PIETRO LIBERI

PIETRO LIBERI

Padua 1605-Venice 1687

Venus and Adonis

oil on canvas, cm 96×73

 

This important painting has been identified by Emilio Negro as the work of Pietro Liberi. Among the most sought-after authors of his period, with important international commissions, the famous Venetian artist is best known for works like the one presented here, charged with eroticism and passion, paradigmatic of the libertine climate characterizing Venice until the Eighteenth century. It features the love between Venus, goddess of beauty and fertility, and the young and beautiful Adonis. The latter is here shown with a stunning virile torso, in a pose which reminds of antique statues, and in particular the Augusto di Prima Porta at the Vatican Museums, that Liberi may have observed in his youth, when he visited Rome to study in the late Thirties of the Seventeenth century.
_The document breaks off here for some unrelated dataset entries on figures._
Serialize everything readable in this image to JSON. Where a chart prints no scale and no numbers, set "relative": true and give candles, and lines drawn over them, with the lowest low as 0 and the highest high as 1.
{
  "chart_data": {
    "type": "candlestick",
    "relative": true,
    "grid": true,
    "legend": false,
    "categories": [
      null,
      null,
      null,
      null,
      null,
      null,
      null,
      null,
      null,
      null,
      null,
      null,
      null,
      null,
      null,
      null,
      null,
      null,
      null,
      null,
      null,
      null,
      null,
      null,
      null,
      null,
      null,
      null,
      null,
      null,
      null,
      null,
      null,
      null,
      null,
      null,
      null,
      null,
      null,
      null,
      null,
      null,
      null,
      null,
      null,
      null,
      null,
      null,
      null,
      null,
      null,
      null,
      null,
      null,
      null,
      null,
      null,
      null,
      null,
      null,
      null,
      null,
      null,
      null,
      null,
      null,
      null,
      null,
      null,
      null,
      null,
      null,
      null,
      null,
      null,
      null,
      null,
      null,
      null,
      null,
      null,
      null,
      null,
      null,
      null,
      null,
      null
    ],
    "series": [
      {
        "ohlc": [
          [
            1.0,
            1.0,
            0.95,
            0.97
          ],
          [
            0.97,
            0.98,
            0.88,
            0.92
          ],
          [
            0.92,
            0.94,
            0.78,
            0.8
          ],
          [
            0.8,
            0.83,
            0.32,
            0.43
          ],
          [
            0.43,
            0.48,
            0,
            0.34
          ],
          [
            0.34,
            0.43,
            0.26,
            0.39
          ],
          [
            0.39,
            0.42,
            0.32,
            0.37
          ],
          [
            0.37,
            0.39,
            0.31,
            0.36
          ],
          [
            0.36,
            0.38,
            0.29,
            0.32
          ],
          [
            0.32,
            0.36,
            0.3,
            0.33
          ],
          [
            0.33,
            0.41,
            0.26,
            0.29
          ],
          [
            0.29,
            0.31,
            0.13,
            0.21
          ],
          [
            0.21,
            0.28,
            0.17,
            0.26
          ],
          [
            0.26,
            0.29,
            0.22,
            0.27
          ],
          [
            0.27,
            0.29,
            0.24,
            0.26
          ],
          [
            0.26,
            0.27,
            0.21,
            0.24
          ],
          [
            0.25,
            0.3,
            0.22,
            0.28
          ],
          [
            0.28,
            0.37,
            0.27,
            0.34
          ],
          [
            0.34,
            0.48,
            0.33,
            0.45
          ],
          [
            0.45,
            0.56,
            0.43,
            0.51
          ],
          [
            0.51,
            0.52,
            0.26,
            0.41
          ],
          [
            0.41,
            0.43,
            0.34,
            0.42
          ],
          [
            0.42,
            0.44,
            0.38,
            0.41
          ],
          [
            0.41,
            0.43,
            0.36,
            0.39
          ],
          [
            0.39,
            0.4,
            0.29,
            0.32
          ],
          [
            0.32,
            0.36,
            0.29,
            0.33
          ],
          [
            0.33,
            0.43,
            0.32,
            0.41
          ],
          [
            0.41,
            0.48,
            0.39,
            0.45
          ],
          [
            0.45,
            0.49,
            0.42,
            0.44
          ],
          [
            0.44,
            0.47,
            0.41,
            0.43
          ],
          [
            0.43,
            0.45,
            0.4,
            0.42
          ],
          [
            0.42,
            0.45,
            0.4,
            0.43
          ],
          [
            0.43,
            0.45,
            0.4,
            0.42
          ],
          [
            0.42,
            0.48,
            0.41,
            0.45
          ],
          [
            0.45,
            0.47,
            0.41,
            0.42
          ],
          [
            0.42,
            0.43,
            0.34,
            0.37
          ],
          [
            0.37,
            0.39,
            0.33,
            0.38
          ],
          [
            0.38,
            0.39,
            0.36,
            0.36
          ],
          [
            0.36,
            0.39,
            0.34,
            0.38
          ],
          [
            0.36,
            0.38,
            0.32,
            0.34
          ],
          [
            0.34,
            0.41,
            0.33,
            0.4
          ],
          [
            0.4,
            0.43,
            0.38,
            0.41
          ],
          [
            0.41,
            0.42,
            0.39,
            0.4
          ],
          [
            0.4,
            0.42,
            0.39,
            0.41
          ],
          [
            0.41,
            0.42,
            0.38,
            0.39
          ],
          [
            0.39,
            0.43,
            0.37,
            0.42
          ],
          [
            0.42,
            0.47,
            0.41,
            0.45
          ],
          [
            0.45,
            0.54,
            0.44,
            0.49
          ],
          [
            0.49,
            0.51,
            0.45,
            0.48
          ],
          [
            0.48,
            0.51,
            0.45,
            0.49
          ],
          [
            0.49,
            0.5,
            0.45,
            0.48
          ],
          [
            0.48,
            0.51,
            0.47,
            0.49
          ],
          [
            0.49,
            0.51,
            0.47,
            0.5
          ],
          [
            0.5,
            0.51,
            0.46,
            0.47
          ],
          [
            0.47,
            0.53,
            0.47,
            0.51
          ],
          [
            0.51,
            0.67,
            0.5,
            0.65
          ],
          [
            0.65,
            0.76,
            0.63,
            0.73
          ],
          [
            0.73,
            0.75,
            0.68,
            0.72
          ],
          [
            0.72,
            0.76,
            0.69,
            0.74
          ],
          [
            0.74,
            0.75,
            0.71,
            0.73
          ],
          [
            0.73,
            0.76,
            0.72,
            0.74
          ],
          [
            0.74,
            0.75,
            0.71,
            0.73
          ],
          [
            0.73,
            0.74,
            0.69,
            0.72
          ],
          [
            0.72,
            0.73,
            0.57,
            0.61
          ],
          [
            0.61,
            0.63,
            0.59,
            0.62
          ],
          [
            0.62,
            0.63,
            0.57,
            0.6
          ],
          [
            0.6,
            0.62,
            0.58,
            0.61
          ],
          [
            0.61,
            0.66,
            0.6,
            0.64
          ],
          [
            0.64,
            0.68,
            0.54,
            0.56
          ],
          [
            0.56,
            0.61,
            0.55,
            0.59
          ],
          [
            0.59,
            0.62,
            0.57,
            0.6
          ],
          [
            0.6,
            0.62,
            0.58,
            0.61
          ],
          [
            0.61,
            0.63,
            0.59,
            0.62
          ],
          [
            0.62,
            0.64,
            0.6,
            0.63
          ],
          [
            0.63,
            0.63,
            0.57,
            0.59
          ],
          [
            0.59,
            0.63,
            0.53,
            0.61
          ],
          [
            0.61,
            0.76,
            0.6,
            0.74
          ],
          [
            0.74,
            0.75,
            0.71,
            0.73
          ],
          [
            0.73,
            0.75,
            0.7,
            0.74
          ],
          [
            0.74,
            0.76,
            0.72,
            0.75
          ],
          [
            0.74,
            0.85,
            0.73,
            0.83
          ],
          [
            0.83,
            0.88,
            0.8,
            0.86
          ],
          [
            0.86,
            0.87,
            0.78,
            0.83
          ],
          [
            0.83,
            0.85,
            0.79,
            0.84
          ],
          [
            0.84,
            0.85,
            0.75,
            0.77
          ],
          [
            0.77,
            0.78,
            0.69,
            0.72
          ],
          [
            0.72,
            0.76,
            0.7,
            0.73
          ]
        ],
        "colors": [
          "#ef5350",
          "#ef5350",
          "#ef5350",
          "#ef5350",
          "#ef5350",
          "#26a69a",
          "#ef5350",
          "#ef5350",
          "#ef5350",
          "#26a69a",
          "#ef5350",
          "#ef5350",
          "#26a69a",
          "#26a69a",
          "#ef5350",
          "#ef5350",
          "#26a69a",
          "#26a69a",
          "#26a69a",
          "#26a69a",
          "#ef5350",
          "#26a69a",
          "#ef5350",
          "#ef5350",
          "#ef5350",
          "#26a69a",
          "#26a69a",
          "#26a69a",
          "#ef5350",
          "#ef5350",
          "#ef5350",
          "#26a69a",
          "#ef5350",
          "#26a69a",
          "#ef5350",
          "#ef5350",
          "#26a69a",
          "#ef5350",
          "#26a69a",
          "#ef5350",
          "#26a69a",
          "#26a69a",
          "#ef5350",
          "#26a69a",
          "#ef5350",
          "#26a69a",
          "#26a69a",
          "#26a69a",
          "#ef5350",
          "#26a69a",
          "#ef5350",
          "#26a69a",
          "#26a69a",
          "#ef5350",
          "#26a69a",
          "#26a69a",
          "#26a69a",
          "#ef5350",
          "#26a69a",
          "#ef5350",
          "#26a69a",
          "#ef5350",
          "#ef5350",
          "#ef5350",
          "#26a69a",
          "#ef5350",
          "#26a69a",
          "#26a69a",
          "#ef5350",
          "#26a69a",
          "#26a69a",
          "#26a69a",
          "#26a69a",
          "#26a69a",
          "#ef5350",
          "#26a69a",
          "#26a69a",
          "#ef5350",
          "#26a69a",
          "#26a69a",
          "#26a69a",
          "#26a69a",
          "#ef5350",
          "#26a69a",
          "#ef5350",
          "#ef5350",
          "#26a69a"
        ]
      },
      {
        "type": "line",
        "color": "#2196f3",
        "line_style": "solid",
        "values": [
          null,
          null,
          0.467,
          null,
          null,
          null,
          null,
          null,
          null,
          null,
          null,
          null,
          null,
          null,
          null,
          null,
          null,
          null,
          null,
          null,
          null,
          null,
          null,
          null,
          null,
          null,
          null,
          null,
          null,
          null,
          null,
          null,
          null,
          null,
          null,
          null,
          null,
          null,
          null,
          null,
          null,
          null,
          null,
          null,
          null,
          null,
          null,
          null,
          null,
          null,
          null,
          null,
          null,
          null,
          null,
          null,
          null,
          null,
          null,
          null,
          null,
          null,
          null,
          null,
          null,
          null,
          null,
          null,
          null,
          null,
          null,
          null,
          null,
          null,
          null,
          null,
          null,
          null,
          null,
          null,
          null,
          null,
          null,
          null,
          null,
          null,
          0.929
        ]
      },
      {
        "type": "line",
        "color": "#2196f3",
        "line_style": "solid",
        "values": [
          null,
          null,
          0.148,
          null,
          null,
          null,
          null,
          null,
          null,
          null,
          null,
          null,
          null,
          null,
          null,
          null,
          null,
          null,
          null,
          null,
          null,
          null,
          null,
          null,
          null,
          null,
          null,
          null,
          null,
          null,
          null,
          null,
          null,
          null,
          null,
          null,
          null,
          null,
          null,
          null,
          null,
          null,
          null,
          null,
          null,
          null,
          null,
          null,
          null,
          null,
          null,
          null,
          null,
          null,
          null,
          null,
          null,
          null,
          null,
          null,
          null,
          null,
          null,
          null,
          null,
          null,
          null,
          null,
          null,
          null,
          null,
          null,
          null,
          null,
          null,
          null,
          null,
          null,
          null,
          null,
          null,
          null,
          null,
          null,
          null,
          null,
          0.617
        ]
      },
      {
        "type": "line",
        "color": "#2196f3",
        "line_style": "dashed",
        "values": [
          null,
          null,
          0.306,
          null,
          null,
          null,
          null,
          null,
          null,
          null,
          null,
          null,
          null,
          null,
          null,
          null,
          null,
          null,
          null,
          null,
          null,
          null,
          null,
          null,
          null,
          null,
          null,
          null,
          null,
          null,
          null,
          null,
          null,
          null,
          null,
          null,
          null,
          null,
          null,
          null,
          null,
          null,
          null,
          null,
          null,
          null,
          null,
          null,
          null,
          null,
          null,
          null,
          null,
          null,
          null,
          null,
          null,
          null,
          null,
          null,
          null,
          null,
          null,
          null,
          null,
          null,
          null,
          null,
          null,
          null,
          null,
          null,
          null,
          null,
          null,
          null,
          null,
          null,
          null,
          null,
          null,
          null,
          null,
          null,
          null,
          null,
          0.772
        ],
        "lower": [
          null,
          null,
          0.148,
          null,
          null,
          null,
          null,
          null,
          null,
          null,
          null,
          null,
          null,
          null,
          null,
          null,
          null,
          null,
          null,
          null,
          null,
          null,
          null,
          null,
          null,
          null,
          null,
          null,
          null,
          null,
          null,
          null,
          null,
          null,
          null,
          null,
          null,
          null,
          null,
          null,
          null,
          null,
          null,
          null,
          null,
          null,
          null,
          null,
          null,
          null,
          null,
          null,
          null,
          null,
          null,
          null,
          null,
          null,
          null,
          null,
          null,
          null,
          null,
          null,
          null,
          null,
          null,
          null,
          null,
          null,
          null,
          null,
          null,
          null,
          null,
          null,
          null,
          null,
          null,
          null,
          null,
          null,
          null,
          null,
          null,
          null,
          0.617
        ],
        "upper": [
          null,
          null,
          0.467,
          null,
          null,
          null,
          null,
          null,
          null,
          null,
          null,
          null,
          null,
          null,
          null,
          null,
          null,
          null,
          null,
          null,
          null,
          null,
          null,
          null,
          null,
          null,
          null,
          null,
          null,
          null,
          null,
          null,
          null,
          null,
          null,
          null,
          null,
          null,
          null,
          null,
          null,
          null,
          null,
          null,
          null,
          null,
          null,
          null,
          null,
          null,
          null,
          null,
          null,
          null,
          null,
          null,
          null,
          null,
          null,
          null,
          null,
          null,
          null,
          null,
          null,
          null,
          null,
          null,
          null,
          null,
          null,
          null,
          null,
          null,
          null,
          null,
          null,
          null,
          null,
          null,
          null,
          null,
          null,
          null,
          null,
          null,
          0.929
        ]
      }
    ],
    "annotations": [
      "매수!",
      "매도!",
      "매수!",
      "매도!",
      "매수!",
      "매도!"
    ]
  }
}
Above, dashed with striking yet concise strokes in the best Venetian tradition, the artist has painted Venus’ carriage and the doves that pulled it, and the ever-present amorino.

Elements typical of Liberi comprise the refined incarnadine, with its particular “voluminous brushstrokes in warm and well-matched shades” (Negro) as well as the way the goddess holds the face of her beloved in her hand, and which can also be found in paintings as Jupiter, dressed as Diana, seduces Callistus in its different versions or the Virtue and Prudence, from the collection of the Marquis of Exeter in Stamford.